Em 399 da era antes de Cristo, Sócrates foi julgado por um grupo de 501 cidadãos, escolhidos por sorteio. Cabia ao próprio acusado defender-se.
O libelo contra o velho Sócrates era vago. Em suma, acusavam-no de corromper a juventude. Sócrates não era um pensador inofensivo. Ele possuía a coragem de dizer o que pensava.
Havia pouco, os atenienses “descobriram” a democracia. Tanto assim que batizaram a nova ideia, segundo a qual as pessoas deveriam manifestar as suas opiniões, a fim de que a sociedade caminhasse de acordo com a vontade da maioria de seus membros. Tratava-se de um conceito revolucionário. Não havia democracia no mundo antigo. Mandava o rei, o soberano, o sacerdote.
A democracia, contudo, trazia profundos desafios. O julgamento de Sócrates se relacionou precisamente a esse tema.
Sócrates não oferecia respostas. Seu famoso estilo consistia em questionar. Ele apresentava uma série de questões ao interlocutor e, a partir daí, chegava a novas conclusões.
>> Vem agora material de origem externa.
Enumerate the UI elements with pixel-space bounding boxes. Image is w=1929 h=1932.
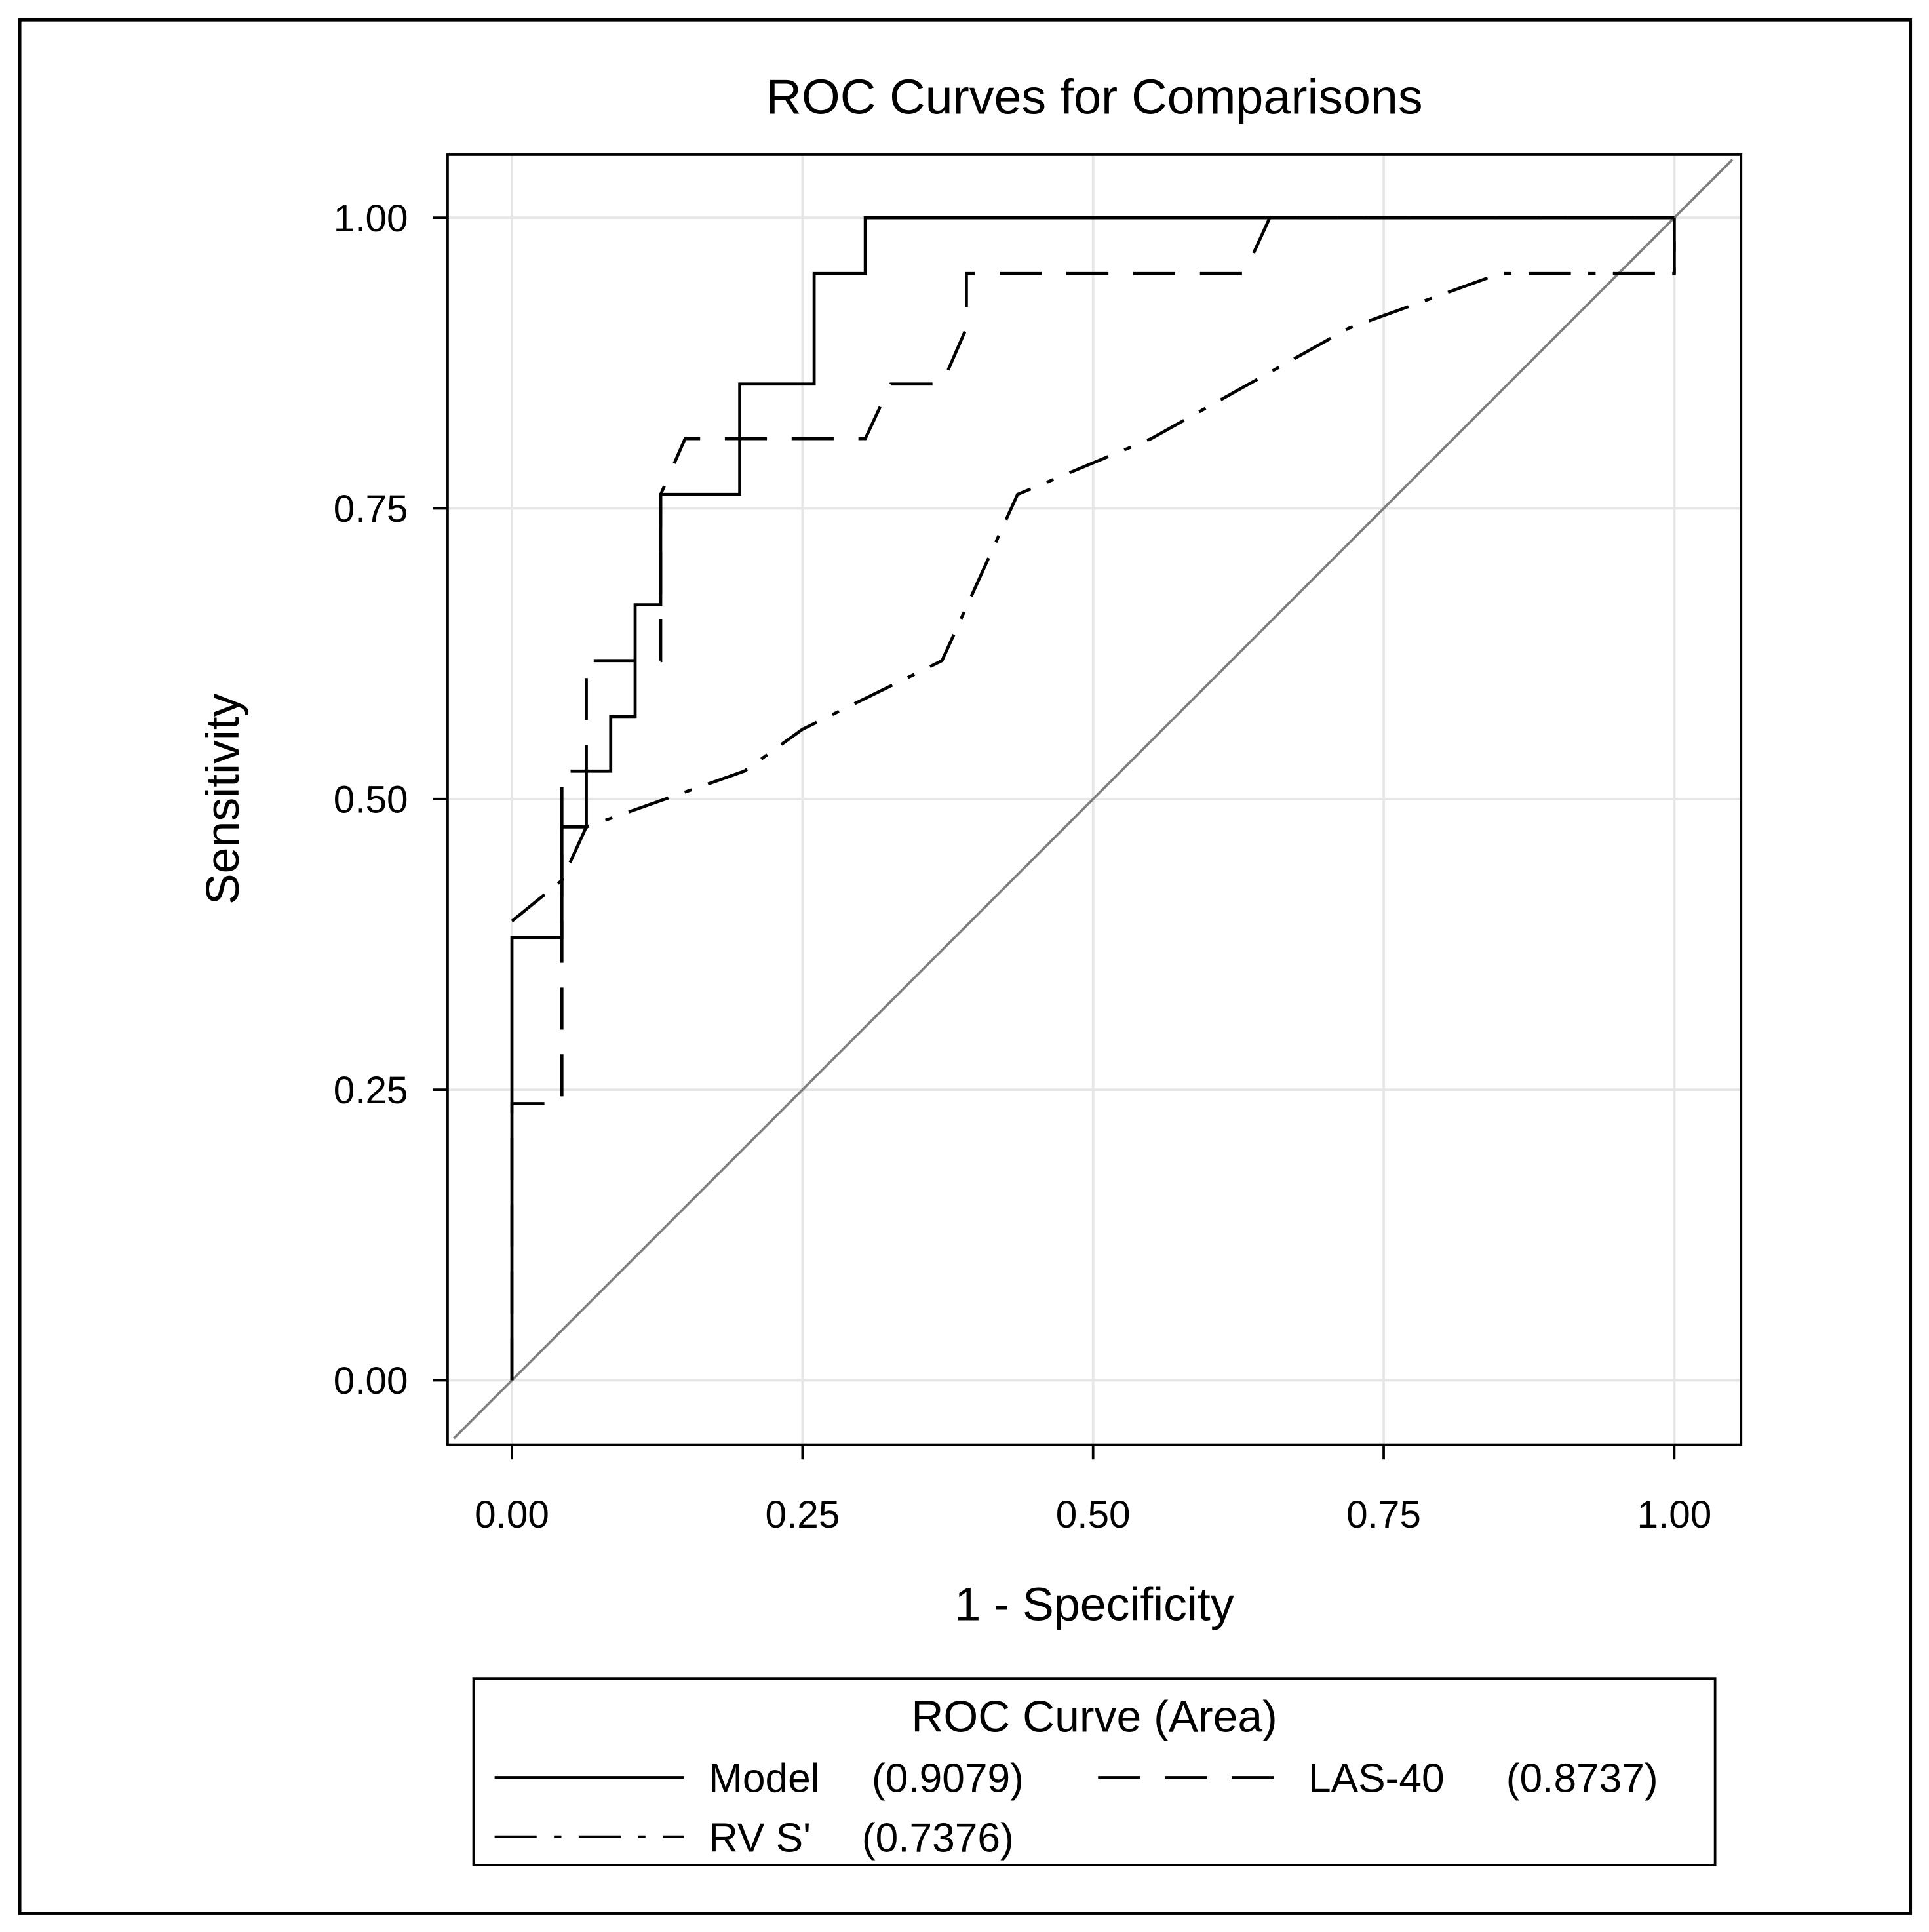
y-tick-label: 0.50 <box>334 779 408 821</box>
legend: ROC Curve (Area) Model (0.9079) LAS-40 (… <box>472 1677 1717 1866</box>
y-tick-label: 0.00 <box>334 1360 408 1402</box>
series-line-rv-s- <box>511 218 1676 922</box>
legend-title: ROC Curve (Area) <box>911 1692 1277 1741</box>
y-tick-label: 0.25 <box>334 1069 408 1112</box>
legend-label-las40: LAS-40 <box>1308 1756 1445 1802</box>
y-axis-label: Sensitivity <box>197 693 249 905</box>
x-tick-label: 1.00 <box>1637 1493 1711 1536</box>
y-tick-label: 0.75 <box>334 488 408 530</box>
x-axis-label: 1 - Specificity <box>954 1578 1234 1630</box>
legend-area-las40: (0.8737) <box>1506 1756 1658 1802</box>
legend-label-rvs: RV S' <box>709 1815 811 1861</box>
legend-label-model: Model <box>709 1756 820 1802</box>
series-line-las-40 <box>510 216 1676 1381</box>
legend-box <box>472 1677 1717 1866</box>
outer-border <box>18 18 1913 1915</box>
plot-area <box>453 159 1734 1440</box>
x-tick-label: 0.75 <box>1346 1493 1421 1536</box>
x-tick-label: 0.50 <box>1056 1493 1131 1536</box>
y-tick-label: 1.00 <box>334 197 408 240</box>
legend-area-rvs: (0.7376) <box>862 1815 1014 1861</box>
chart-title: ROC Curves for Comparisons <box>766 69 1423 125</box>
x-tick-label: 0.25 <box>765 1493 840 1536</box>
axes: 0.00 0.25 0.50 0.75 1.00 0.00 0.25 0.50 0.75 1.00 <box>334 197 1712 1536</box>
x-tick-label: 0.00 <box>475 1493 549 1536</box>
reference-diagonal-line <box>453 159 1734 1440</box>
legend-area-model: (0.9079) <box>872 1756 1024 1802</box>
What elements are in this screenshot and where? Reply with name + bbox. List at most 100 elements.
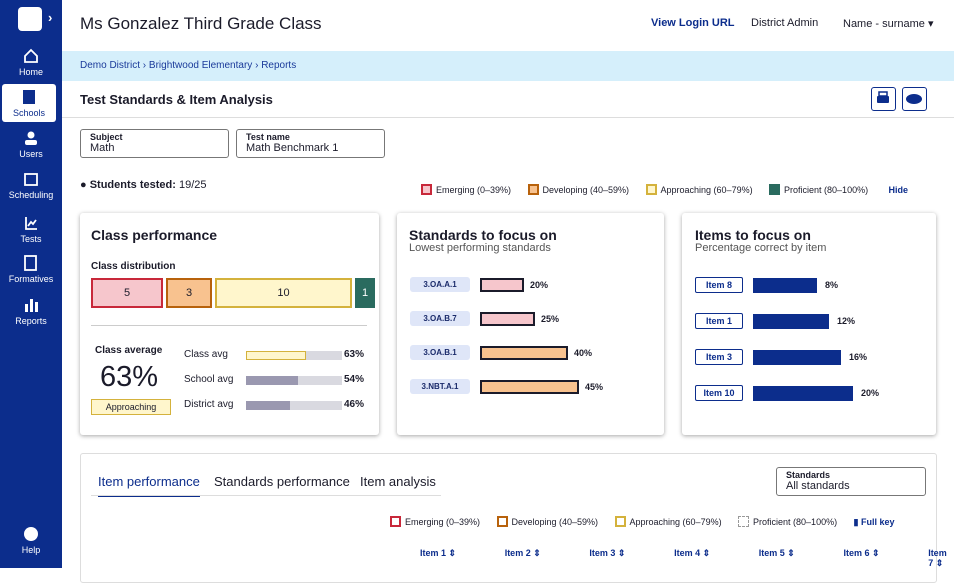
item-value: 20% bbox=[861, 388, 880, 398]
band-badge: Approaching bbox=[91, 399, 171, 415]
distribution-label: Class distribution bbox=[91, 261, 176, 272]
nav-label: Users bbox=[19, 149, 43, 159]
crumb[interactable]: Brightwood Elementary bbox=[148, 60, 253, 71]
header-title: Ms Gonzalez Third Grade Class bbox=[80, 14, 322, 33]
students-label: Students tested: bbox=[89, 179, 176, 191]
select-label: Subject bbox=[90, 132, 123, 142]
standard-row: 3.NBT.A.1 45% bbox=[410, 379, 603, 394]
comparison-bar bbox=[246, 351, 307, 360]
tab[interactable]: Item analysis bbox=[360, 474, 436, 489]
standard-value: 40% bbox=[574, 347, 593, 358]
item-label: Item 3 bbox=[695, 349, 743, 365]
legend-label: Approaching (60–79%) bbox=[629, 517, 722, 527]
item-value: 16% bbox=[849, 352, 868, 362]
legend-item: Approaching (60–79%) bbox=[645, 184, 753, 195]
comparison-track bbox=[246, 401, 342, 410]
distribution-bar: 5 3 10 1 bbox=[91, 278, 375, 308]
nav-label: Scheduling bbox=[8, 190, 54, 200]
item-bar bbox=[753, 349, 841, 365]
standard-bar bbox=[480, 345, 568, 360]
crumb[interactable]: Demo District bbox=[80, 60, 141, 71]
item-label: Item 10 bbox=[695, 385, 743, 401]
legend-label: Proficient (80–100%) bbox=[784, 185, 869, 195]
item-row: Item 3 16% bbox=[695, 349, 867, 365]
standards-select[interactable]: Standards All standards bbox=[776, 467, 926, 496]
crumb[interactable]: Reports bbox=[261, 60, 297, 71]
hide-toggle[interactable]: Hide bbox=[888, 185, 909, 195]
legend-item: Proficient (80–100%) bbox=[769, 184, 869, 195]
expand[interactable]: › bbox=[48, 10, 53, 25]
nav-home[interactable]: Home bbox=[0, 48, 62, 77]
logo[interactable] bbox=[18, 7, 42, 31]
divider bbox=[91, 325, 367, 326]
card-title: Standards to focus on bbox=[409, 227, 557, 243]
download-button[interactable] bbox=[902, 87, 927, 111]
item-value: 8% bbox=[825, 280, 839, 290]
item-bar bbox=[753, 277, 817, 293]
item-bar bbox=[753, 385, 853, 401]
nav-label: Home bbox=[18, 67, 43, 77]
legend-item: Developing (40–59%) bbox=[496, 516, 599, 527]
nav-label: Schools bbox=[12, 108, 46, 118]
comparison-bar bbox=[246, 401, 291, 410]
card-title: Class performance bbox=[91, 227, 218, 243]
item-row: Item 1 12% bbox=[695, 313, 855, 329]
nav-tests[interactable]: Tests bbox=[0, 215, 62, 244]
card-subtitle: Percentage correct by item bbox=[695, 242, 827, 254]
tab-rule bbox=[91, 495, 441, 496]
select-value: Math Benchmark 1 bbox=[246, 142, 339, 154]
nav-label: Reports bbox=[15, 316, 47, 326]
sidebar: › Home Schools Users Scheduling Tests Fo… bbox=[0, 0, 62, 568]
legend-label: Approaching (60–79%) bbox=[660, 185, 753, 195]
comparison-label: District avg bbox=[184, 399, 234, 410]
legend-item: Approaching (60–79%) bbox=[614, 516, 722, 527]
standard-value: 20% bbox=[530, 279, 549, 290]
comparison-value: 63% bbox=[344, 349, 365, 360]
standard-code: 3.OA.A.1 bbox=[410, 277, 470, 292]
select-value: Math bbox=[90, 142, 115, 154]
select-label: Test name bbox=[246, 132, 290, 142]
nav-reports[interactable]: Reports bbox=[0, 297, 62, 326]
print-button[interactable] bbox=[871, 87, 896, 111]
comparison-track bbox=[246, 351, 342, 360]
legend-label: Proficient (80–100%) bbox=[753, 517, 838, 527]
legend-label: Developing (40–59%) bbox=[542, 185, 630, 195]
nav-scheduling[interactable]: Scheduling bbox=[0, 171, 62, 200]
nav-help[interactable]: Help bbox=[0, 526, 62, 555]
standard-code: 3.NBT.A.1 bbox=[410, 379, 470, 394]
average-label: Class average bbox=[95, 345, 163, 356]
item-label: Item 8 bbox=[695, 277, 743, 293]
legend-label: Developing (40–59%) bbox=[511, 517, 599, 527]
user-role: District Admin bbox=[751, 17, 819, 29]
standard-row: 3.OA.B.7 25% bbox=[410, 311, 559, 326]
standard-bar bbox=[480, 277, 524, 292]
view-login-link[interactable]: View Login URL bbox=[651, 17, 735, 29]
distribution-segment: 10 bbox=[215, 278, 352, 308]
items-card: Items to focus on Percentage correct by … bbox=[682, 213, 936, 435]
class-average: 63% bbox=[100, 361, 159, 393]
comparison-value: 46% bbox=[344, 399, 365, 410]
divider bbox=[62, 117, 954, 118]
card-subtitle: Lowest performing standards bbox=[409, 242, 551, 254]
breadcrumb: Demo District › Brightwood Elementary › … bbox=[62, 51, 954, 81]
nav-formatives[interactable]: Formatives bbox=[0, 255, 62, 284]
tab-active[interactable]: Item performance bbox=[98, 474, 200, 497]
standard-row: 3.OA.A.1 20% bbox=[410, 277, 548, 292]
distribution-segment: 3 bbox=[166, 278, 212, 308]
nav-users[interactable]: Users bbox=[0, 130, 62, 159]
subject-select[interactable]: Subject Math bbox=[80, 129, 229, 158]
full-key[interactable]: ▮ Full key bbox=[853, 517, 895, 527]
nav-schools[interactable]: Schools bbox=[2, 84, 56, 122]
test-select[interactable]: Test name Math Benchmark 1 bbox=[236, 129, 385, 158]
user-menu[interactable]: Name - surname ▾ bbox=[843, 18, 934, 30]
comparison-track bbox=[246, 376, 342, 385]
students-value: 19/25 bbox=[178, 179, 207, 191]
students-tested: ● Students tested: 19/25 bbox=[80, 179, 207, 191]
legend-item: Developing (40–59%) bbox=[527, 184, 630, 195]
legend-item: Emerging (0–39%) bbox=[390, 516, 480, 527]
user-name: Name - surname bbox=[843, 18, 925, 30]
tab[interactable]: Standards performance bbox=[214, 474, 350, 489]
standard-value: 45% bbox=[585, 381, 604, 392]
item-bar bbox=[753, 313, 829, 329]
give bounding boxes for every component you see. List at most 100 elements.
Muito popular entre os jovens, o filósofo incitava um importante questionamento: haveria, de verdade, democracia? Atenas era uma democracia ou os políticos (outra palavra de origem grega) tratavam o povo como um rebanho?
Segundo Sócrates, os humanos eram dotados de qualidades distintas e alguns gozavam da aptidão para liderar. Outros, não. Para Sócrates, o comando deveria ser entregue apenas aos competentes, assim como a filosofia ficaria ao encargo dos filósofos e os sapatos, aos sapateiros. Esse discurso era corrosivo. Tanto naquela época, quanto hoje.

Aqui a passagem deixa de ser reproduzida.